In a 2014 paper published in Cell, a different team of researchers showed that simply injecting GDF11 into mice increased strength, memory, and blood flow to the brain. Additional studies have extended these benefits, demonstrating that GDF11 can reduce age-related cardiac issues, accelerate muscle repair, improve exercise capacity, and amplify brain function.
All of this work has sparked entrepreneurial interest. The Harvard spinout Elevian, for example, led by entrepreneur Dr. Mark Allen and a quartet of the school’s regenerative biology professors, is seeking longevity in GDF11 and similar age-retardant molecules. The Stanford spinout Alkahest, meanwhile, is searching for an optimized plasma cocktail as a treatment for Alzheimer’s.

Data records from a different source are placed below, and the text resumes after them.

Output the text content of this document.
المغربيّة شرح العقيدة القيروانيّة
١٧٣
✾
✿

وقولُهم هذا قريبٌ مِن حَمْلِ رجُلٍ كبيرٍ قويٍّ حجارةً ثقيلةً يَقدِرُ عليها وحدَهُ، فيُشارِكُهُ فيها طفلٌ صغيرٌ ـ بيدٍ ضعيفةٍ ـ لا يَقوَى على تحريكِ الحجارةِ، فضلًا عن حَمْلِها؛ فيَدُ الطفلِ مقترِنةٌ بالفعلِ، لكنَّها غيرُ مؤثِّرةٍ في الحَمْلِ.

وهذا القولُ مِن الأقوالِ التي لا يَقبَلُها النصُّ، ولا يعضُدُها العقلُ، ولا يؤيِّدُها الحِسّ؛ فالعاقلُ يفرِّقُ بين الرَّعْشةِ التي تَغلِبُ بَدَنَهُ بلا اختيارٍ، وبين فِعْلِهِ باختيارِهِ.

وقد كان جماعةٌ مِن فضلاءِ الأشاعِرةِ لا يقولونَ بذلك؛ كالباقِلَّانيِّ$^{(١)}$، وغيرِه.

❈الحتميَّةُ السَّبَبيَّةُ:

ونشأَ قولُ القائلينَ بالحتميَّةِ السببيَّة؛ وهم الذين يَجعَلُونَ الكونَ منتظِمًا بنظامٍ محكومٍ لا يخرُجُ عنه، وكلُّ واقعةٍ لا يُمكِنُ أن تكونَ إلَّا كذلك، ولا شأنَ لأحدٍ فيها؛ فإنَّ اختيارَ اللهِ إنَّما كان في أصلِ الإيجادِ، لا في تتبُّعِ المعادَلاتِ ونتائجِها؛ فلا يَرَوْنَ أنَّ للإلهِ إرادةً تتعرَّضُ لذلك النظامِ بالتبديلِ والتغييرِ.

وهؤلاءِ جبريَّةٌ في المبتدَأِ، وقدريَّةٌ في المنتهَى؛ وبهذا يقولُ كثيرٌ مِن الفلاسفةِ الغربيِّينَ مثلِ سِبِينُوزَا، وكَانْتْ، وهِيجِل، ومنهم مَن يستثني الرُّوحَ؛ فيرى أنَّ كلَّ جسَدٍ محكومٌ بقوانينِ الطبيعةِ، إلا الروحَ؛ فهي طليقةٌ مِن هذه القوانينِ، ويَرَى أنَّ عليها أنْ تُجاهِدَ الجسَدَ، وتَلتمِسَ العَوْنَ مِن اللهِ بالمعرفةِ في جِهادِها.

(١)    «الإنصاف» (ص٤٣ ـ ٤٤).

Wired called these kinds of efforts a “needle in a haystack approach,” because blood plasma contains more than ten thousand different proteins. Really, it’s a needle in a gold-stack approach, because identifying which proteins produce the young blood effect has led to a biological gold rush. Startups are hot on the trail, not to mention major pharmaceutical companies. In 2017, the National Institute on Aging committed $2.35 million in funds for scientists interested in the work. So yes, here in the twenty-first century, not only are flying cars and personal robots both suddenly real, but, well, so is Dracula.
For thousands of years, we’ve been searching for the location of the fountain of youth. But what all this work makes clear is that what we’ve actually been hunting is less a place than a time. The fountain of youth is a specific period in history, the point at which technologies converge on mortality. So while “Will we be able to live forever?” remains an unanswered question, turning a hundred years old into the new sixty—that is, significantly extending human lifespan—has changed from a question of “if” to a matter of “when.”